Na última década, dúvidas sobre o argumento da força do vento como explicação para os voos dos aracnídeos cresceram conforme foram observadas aranhas praticando balonismo mesmo quando os ventos não estavam fortes o suficiente para erguê-las por alguns poucos metros, quem dirá alguns quilômetros. Os animais também podem alcançar grandes altitudes — às vezes de até cinco quilômetros sobre a superfície da Terra — o que seria difícil de conseguir unicamente com as correntes térmicas.

Em 2013, Peter Gorhan, físico da Universidade do Havaí, calculou que seria teoricamente possível que as aranhas utilizassem suas teias para conduzir eletricidade estática para voar, porém, a equipe de Morley foi a primeira a confirmar isso em laboratório.

Morley e sua equipe colocaram aranhas da família Linyphiid em um campo elétrico controlado em laboratório com cargas semelhantes às da atmosfera terrestre, a fim de que pudessem observar diretamente o impacto da eletricidade no voo dos aracnídeos. As aranhas subiam pelo ar quando os campos elétricos estiveram presentes, e desciam quando a equipe os desativava, demonstrando uma correlação evidente entre as forças eletrostáticas e a capacidade de balonagem.

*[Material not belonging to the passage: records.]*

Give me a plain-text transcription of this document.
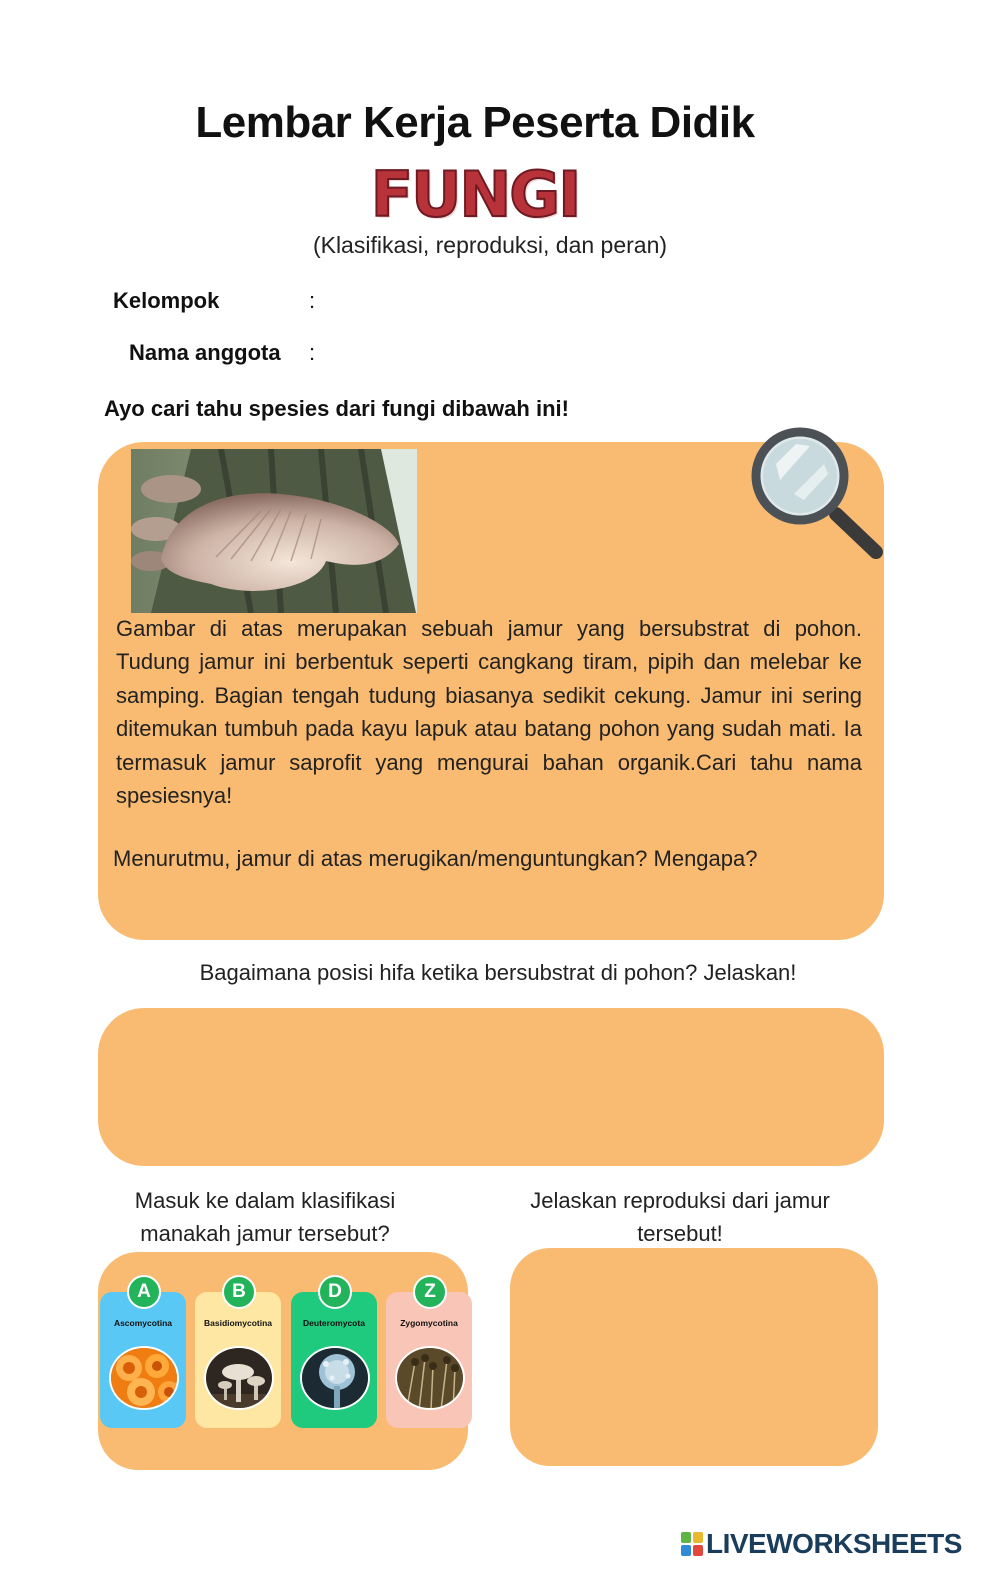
Lembar Kerja Peserta Didik
FUNGI
(Klasifikasi, reproduksi, dan peran)
Kelompok	:
Nama anggota :
Ayo cari tahu spesies dari fungi dibawah ini!
Gambar di atas merupakan sebuah jamur yang bersubstrat di pohon. Tudung jamur ini berbentuk seperti cangkang tiram, pipih dan melebar ke samping. Bagian tengah tudung biasanya sedikit cekung. Jamur ini sering ditemukan tumbuh pada kayu lapuk atau batang pohon yang sudah mati. Ia termasuk jamur saprofit yang mengurai bahan organik.Cari tahu nama spesiesnya!
Menurutmu, jamur di atas merugikan/menguntungkan? Mengapa?
Bagaimana posisi hifa ketika bersubstrat di pohon? Jelaskan!
Masuk ke dalam klasifikasi manakah jamur tersebut?
Jelaskan reproduksi dari jamur tersebut!
A
Ascomycotina
B
Basidiomycotina
D
Deuteromycota
Z
Zygomycotina
LIVEWORKSHEETS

O vento também tem um papel importante nas viagens das aranhas, contudo, o artigo estabelece que os lançamentos rápidos, mesmo com climas calmos, podem ser explicados por uma teia de aranha condutora de eletricidade, como a das lagartas e de ácaros produtores de teias, o que pode explicar melhor as viagens incríveis e a distribuição global desses pequenos voadores.

Quase dois séculos depois das observações de Darwin sobre a repulsão dos fios das teias, seu palpite sobre aranhas voadoras movidas a eletricidade se mostrou correto.